# Weed and Agriculture



## Vol (Jul 5, 2009)

This may not be as far off as you once thought.

Regards, Mike

http://www.agweb.com/article/ag_industry_unprepared_for_marijuana_legalization_NAA_Ben_Potter/


----------



## rjmoses (Apr 4, 2010)

If this trend toward MJ legalization continues, I'm going to invest heavily in the snack food industry!

Ralph


----------



## BPatrick (Aug 30, 2013)

Won't grow tobacco and will not grow maryjane!


----------



## panhandle9400 (Jan 17, 2010)

I cant wait to grow my 1st irrigated circle of dope, get my 1st crop off I will retire , after I pay off all my debt. What gets me is those who hate people smoking but they dont bitch about those smoking dope in public. God have mercy on this country. You betcha can you see this country after it is legal nation wide ? Legal dope and a muslim president what a country.................


----------



## Teslan (Aug 20, 2011)

rjmoses said:


> If this trend toward MJ legalization continues, I'm going to invest heavily in the snack food industry!
> 
> Ralph


There was an interview with Payton Manning last week, who owns quite a few Papa Johns stores in Denver. He said the pizza business is good in Colorado thanks to a new law.

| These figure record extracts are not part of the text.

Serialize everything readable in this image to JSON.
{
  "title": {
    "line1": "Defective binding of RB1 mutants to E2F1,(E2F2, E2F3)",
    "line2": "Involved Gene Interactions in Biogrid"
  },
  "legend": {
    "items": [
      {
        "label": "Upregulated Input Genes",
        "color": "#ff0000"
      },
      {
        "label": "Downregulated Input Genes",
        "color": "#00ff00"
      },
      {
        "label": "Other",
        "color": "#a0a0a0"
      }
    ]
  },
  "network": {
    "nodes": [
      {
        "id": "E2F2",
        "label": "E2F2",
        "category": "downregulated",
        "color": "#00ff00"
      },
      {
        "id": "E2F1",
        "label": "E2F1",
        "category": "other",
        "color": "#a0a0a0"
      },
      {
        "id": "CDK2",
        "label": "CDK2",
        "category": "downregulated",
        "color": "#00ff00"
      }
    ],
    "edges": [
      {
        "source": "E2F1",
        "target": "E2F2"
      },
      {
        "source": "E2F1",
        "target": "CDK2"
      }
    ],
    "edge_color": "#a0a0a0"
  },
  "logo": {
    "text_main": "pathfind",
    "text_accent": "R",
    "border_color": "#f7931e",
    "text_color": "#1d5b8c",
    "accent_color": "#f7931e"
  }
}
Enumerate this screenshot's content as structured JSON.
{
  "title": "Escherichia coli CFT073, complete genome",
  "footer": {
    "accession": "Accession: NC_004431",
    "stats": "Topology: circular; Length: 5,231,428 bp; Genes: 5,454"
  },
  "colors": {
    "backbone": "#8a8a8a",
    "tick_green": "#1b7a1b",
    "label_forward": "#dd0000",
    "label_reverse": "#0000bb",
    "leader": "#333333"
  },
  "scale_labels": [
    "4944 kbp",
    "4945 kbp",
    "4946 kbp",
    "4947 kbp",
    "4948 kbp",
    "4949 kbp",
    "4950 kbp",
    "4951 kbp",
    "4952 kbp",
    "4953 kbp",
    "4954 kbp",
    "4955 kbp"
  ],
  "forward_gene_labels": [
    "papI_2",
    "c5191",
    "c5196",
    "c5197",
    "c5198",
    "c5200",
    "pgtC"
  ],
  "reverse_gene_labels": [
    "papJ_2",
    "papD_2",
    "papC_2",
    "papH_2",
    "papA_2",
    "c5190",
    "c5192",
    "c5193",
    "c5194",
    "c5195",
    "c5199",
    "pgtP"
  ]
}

As for me I'm much more interested in hemp growing. I could get a permit to grow it if I wanted to, but I know nothing about it.


----------



## deadmoose (Oct 30, 2011)

I havent paid much attention to what we have going on here with med mj. But did catch on the news the fee to apply to become an approved grower (which I believe very few maybe 4 possibly available) is $20k.

Hmmm... I wonder if someone high up already knoww the results of the apps before they are ever turned in? Looks like MN is trying to follow IL lead of corrupt political practices.


----------



## aawhite (Jan 16, 2012)

I'm with Teslan. Hemp is a great crop, well adapted to the midwest. Fiber, oils for industrial lubrication, biofuel production, etc. Very versatile crop.


----------



## swmnhay (Jun 13, 2008)

deadmoose said:


> I havent paid much attention to what we have going on here with med mj. But did catch on the news the fee to apply to become an approved grower (which I believe very few maybe 4 possibly available) is $20k.
> 
> Hmmm... I wonder if someone high up already knoww the results of the apps before they are ever turned in? Looks like MN is trying to follow IL lead of corrupt political practices.


I heard 29 applied for them at 20K each.Application fee.Wonder where those $$ go??


----------



## deadmoose (Oct 30, 2011)

swmnhay said:


> I heard 29 applied for them at 20K each.Application fee.Wonder where those $$ go??


In the pockets of a select few.


----------